“He thinks the storm is going to knock down his apartments in Surf,” Dave said. “Will you take a message for him?”
“What I write down I get paid for,” she said. “He was going through phone books. So frantic he tore pages. Really. Look”—suddenly she stopped typing and stared at Dave—“I just sublet this space. We’re not in business together. He looks after his business. I look after mine. I’m self-sufficient.”
“Get a lot of work, do you?”
“I’m part of this community,” she said and began typing again. “A valued part. They gave me a testimonial dinner at the Chamber of Commerce last fall. Forty years of loyal public service.”
“I believe it,” Dave said. “Ever do anything for a man named Robinson? Recently, say—the last two weeks or so?
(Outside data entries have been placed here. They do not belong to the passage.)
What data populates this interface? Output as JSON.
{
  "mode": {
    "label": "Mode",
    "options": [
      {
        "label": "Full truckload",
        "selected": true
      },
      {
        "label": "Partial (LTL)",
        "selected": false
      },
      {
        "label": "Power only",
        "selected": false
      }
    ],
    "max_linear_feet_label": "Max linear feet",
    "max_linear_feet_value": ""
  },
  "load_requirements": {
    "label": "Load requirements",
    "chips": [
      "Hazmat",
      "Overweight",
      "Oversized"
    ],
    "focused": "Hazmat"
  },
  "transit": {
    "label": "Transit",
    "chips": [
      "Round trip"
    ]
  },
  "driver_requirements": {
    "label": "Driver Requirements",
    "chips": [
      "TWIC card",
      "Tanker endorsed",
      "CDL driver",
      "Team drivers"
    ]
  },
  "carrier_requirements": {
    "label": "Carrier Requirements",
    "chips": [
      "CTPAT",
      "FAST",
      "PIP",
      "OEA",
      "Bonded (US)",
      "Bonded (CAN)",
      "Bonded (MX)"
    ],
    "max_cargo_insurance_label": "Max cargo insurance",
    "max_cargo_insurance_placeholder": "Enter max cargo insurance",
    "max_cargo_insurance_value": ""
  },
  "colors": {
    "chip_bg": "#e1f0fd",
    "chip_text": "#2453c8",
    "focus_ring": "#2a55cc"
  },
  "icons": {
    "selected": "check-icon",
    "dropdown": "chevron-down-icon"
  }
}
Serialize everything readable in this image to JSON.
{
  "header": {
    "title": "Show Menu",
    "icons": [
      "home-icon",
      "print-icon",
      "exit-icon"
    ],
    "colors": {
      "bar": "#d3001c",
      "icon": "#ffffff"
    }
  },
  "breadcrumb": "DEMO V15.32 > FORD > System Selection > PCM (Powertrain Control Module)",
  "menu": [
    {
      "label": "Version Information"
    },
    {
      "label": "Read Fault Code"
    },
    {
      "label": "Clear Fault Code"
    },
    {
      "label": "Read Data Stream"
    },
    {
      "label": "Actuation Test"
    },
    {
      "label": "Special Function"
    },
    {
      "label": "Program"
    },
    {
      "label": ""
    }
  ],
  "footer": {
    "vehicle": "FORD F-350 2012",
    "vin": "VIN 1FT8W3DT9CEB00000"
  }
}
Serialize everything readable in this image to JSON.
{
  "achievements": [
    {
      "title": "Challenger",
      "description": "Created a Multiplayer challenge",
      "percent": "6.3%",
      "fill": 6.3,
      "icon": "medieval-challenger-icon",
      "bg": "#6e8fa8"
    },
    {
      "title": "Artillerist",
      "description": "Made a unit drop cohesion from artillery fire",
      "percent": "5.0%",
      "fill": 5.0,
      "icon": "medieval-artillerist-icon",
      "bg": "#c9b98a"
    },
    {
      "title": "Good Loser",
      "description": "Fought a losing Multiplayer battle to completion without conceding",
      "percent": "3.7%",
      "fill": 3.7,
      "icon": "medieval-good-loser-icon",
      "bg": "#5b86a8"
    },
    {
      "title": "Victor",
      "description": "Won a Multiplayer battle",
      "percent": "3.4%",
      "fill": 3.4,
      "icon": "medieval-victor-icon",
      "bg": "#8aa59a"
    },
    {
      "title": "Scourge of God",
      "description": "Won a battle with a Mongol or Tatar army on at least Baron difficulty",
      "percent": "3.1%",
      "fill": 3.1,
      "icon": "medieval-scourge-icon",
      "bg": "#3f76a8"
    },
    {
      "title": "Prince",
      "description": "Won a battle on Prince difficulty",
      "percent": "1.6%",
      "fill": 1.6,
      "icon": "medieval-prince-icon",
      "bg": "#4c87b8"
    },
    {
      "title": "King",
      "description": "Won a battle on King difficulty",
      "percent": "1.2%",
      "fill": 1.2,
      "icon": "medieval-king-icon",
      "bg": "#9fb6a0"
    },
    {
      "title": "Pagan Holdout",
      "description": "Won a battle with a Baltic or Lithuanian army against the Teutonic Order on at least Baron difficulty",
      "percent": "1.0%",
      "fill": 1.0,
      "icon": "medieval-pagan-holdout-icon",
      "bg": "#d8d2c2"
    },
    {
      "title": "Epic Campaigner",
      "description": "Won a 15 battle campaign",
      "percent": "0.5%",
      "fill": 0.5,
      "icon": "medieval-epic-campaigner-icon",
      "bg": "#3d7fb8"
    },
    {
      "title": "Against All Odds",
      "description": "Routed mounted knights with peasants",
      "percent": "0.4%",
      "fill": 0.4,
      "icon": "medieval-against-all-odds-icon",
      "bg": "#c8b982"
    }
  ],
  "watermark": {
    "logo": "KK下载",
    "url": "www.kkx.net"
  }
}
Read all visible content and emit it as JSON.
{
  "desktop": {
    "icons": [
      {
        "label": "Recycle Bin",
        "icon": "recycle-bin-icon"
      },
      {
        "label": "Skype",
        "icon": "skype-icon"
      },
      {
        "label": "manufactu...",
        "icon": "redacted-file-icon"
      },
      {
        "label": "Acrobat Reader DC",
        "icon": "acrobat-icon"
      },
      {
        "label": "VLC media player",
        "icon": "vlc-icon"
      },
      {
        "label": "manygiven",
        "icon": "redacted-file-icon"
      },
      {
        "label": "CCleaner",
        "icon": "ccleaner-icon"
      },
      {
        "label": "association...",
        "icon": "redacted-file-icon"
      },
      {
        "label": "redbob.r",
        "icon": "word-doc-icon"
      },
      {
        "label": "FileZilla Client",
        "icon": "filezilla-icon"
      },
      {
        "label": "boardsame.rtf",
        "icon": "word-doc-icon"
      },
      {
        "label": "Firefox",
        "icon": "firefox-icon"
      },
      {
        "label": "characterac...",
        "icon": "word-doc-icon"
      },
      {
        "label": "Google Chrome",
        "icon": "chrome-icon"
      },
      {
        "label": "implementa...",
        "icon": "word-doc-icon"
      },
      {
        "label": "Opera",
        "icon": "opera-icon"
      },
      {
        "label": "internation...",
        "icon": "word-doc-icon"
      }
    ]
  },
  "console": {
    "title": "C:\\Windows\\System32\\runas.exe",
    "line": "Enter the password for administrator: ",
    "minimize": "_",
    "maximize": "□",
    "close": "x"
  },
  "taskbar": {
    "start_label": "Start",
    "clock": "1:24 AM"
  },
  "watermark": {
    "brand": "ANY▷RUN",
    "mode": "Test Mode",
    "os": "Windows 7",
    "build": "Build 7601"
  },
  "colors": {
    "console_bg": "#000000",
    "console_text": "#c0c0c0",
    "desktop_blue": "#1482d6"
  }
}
Arthur Thomas Robinson?”
She broke off typing again and eyed him fiercely. “Are you a police officer? Are you authorized to have such information?”
“He wanted you to write out an affidavit for him, didn’t he? And to notarize it?”
“Now, see here! You know I can’t—”
“I’m not asking what was in it. I think I know. I also think it’s what got him killed.”
“Killed!” She went white under the circles of rouge. “But he only did it to clear his conscience! He said—” She clapped a hand to her mouth and glared at Dave. “You! You’re trying to trick me. Well, it won’t work. What I’m told is strictly confidential.”
Dave swung away. His knuckles rapped the Masonite as he went out of her cubbyhole. “Not with this partition,” he said. “With Dieterle on the other side.”
Past batting windshield wipers, he saw the steeple down the block above the dark greenery of old acacia trees. Merwin Robinson had told the truth about the neighborhood. Old one-story frame houses with weedy front yards where broken-down autos turned to rust. Stray dogs ran cracked sidewalks in the rain. An old woman in man’s shoes and hat dragged a coaster wagon through puddles.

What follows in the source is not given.